Le but du site, qui propose des résumés des arrêts principaux du Tribunal fédéral, agrémentés parfois d’un commentair­e sur une question restée ouverte, est de permettre aux personnes actives dans le domaine juridique de consulter rapidement les nouveaux développem­ents jurisprude­ntiels. En Suisse alémanique, une plateforme, conçue par l’associé d’une grande étude zurichoise, existe déjà. Mais rien de ce côté-ci de la Sarine. «On était des amateurs et on s’est lancés sans trop se poser de questions et sans imaginer le succès potentiel», se rappelle Célian Hirsch.

Aujourd’hui, le trio des débuts a rallié des adeptes et tous savourent jusqu’au style de rédaction des arrêts. Ils sont dix, et bientôt onze, à faire partie de l’équipe de ce site internet. Tous issus de la «Fribourg Connection». Des amis qui se sont connus sur les bancs de l’université et qui continuent à partager leur goût du droit.
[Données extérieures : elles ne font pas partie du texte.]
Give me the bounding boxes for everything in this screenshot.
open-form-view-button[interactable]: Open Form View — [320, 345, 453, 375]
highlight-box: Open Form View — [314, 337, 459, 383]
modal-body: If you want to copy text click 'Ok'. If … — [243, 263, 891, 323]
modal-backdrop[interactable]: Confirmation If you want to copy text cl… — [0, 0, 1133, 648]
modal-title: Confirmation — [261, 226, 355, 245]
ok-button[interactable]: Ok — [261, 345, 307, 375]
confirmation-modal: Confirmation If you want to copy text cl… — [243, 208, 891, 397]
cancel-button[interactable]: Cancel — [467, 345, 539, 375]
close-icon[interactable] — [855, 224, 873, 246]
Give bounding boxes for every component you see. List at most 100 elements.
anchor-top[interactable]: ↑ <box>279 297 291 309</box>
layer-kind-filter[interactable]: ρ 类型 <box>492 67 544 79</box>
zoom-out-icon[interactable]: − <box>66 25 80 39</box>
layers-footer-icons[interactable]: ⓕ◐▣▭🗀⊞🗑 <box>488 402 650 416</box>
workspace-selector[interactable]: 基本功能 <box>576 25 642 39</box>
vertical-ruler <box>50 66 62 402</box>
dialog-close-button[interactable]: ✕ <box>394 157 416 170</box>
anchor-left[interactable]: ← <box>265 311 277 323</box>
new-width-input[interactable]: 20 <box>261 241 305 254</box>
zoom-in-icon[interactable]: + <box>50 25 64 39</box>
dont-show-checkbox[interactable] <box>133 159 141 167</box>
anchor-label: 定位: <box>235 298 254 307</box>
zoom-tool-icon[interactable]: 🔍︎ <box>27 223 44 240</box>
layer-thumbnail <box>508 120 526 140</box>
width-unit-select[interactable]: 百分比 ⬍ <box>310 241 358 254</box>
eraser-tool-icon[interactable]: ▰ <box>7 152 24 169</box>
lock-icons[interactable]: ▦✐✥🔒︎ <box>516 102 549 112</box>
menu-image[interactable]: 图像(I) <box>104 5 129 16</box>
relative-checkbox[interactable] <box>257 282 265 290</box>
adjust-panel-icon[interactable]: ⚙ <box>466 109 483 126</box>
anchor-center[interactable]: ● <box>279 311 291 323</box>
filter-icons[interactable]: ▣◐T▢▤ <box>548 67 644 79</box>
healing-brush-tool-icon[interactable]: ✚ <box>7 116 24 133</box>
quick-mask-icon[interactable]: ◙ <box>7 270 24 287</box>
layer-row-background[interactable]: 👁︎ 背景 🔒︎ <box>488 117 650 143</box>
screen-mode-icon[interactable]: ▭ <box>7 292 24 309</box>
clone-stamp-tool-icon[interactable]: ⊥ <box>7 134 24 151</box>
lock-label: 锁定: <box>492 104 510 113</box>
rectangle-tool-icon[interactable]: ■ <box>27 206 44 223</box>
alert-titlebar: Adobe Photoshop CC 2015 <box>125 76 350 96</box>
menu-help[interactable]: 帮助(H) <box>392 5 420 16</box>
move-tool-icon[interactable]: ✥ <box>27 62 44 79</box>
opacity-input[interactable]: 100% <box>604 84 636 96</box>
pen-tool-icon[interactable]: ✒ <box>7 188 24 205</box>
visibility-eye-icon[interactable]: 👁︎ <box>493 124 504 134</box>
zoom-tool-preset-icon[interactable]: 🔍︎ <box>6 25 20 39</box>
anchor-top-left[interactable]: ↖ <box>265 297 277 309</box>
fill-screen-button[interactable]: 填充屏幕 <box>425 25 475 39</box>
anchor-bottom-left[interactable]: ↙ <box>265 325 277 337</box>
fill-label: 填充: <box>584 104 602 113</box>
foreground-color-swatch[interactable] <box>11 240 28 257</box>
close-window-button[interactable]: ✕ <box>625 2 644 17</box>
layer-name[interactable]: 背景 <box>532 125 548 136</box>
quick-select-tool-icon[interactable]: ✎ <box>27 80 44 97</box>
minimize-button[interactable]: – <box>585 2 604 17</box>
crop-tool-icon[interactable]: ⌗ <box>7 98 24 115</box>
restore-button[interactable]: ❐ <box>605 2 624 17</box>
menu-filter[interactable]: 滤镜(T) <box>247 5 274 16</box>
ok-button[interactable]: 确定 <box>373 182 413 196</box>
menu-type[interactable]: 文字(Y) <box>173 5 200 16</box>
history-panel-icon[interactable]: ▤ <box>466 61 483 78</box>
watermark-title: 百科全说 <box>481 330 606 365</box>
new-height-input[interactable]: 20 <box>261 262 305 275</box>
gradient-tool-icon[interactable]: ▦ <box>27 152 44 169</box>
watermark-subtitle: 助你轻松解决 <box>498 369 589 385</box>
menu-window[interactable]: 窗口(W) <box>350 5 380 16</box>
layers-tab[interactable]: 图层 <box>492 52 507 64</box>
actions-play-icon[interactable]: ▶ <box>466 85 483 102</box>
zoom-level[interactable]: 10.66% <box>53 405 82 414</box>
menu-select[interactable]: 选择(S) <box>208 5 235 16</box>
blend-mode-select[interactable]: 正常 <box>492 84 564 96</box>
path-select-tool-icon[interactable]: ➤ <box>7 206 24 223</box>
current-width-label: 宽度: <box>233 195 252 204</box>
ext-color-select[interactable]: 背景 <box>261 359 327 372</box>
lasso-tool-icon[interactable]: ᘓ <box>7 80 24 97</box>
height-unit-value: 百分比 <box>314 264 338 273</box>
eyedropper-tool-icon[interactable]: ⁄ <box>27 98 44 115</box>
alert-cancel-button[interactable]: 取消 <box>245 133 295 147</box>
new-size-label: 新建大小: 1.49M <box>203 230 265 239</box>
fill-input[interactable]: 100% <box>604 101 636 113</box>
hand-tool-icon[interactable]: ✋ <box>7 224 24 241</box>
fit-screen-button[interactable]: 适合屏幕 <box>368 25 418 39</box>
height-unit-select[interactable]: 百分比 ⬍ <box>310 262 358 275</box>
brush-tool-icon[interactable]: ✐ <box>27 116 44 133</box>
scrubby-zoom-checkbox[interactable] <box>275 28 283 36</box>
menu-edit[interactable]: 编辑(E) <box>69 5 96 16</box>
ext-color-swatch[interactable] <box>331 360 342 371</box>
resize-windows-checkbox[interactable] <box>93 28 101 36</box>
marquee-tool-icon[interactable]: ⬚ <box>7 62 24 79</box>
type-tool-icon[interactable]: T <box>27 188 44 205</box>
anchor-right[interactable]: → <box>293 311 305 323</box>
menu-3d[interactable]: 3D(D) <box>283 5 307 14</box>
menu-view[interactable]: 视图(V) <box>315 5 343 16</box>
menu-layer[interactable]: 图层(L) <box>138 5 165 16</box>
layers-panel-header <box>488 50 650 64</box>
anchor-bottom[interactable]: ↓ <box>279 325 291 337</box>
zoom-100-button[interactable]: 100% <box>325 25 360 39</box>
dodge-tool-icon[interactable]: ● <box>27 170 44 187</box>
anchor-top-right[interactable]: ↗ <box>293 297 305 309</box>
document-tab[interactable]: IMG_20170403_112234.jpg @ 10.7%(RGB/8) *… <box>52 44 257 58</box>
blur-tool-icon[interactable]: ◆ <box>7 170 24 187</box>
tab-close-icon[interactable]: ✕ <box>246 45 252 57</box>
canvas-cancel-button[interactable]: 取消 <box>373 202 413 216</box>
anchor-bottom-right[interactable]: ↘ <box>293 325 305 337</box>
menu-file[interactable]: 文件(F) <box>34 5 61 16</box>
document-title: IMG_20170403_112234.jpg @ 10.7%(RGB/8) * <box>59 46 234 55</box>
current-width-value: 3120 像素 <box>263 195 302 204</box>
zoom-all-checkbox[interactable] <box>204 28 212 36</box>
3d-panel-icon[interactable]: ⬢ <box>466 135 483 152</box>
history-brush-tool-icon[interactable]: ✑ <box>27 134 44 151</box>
Certains «anciens», qui se sont envolés vers des cabinets d’avocats lointains, parrainent désormais des étudiantes qui reprennent le flambeau. Sur leur groupe WhatsApp, ils discutent des derniers arrêts rendus par Mon-Repos (de préférence ceux destinés à publicatio­n) et se répartisse­nt le travail.

LawInside s’aventure parfois au-delà des frontières. A Strasbourg notamment, pour saisir la sagesse de la Cour européenne des droits de l’homme. A Londres aussi, où l’un de ses fondateurs, installé un temps au bord de la Tamise comme avocat, ne résiste pas à résumer l’arrêt de la Cour suprême qui juge illégale la suspension du parlement par le premier ministre Boris Johnson. Actuelleme­nt, leur newsletter compte bon nombre d’abonnés, parmi lesquels des juges fédéraux, des professeur­s et beaucoup d’avocats. «C’est une grosse pression, il faut faire attention.»

Chaque rédacteur du site a ses dadas. Célian Hirsch, en sa qualité de doctorant au sein du Centre de droit bancaire et financier, aime assez logiquemen­t se plonger dans la jurisprude­nce qui concerne les contrats. Sans négliger le reste. Sa dernière contributi­on? L’arrêt déclarant illicite la preuve recueillie contre un automobili­ste à l’aide d’une recherche automatisé­e de véhicules et de surveillan­ce du trafic.

Sans regret

La licéité des preuves est un sujet qui lui tient particuliè­rement à coeur. Durant son stage, chez CMS von Erlach Poncet à Genève, il se frotte avec intérêt à une affaire de surveillan­ce impliquant des détectives privés. Mais au moment de choisir la voie de son doctorat, il fait une infidélité à ce premier amour. A la question de savoir si les observatio­ns illicites sont exploitabl­es, il préfère finalement une thèse sur «le devoir d’informatio­n lors d’une fuite de données», sous la direction du professeur Luc Thévenoz. Sans regret aucun. «Je suis vraiment heureux ici.»

Inscrit au barreau pour assister un ami impliqué dans un accident (il a déjà débusqué des problèmes de signalisat­ion liés aux vélos électrique­s), membre de la Commission de formation permanente de l’Ordre des avocats, cet hyperactif envisage de lancer un autre site spécialisé dans les questions de protection des données. La doctrine, c’est vraiment son truc. La politique, moins. Même s’il a su convaincre les benjamins du PLR (encore l’ADN familial) de se distinguer du parti en s’opposant à la surveillan­ce des assurés par des enquêteurs privés. Il s’est aussi réjoui récemment d’apprendre que la Cour constituti­onnelle cantonale retoquait la loi interdisan­t le port de signes religieux dans les parlements. Une jeune pousse qui ne renoncera pas de sitôt à défendre la liberté.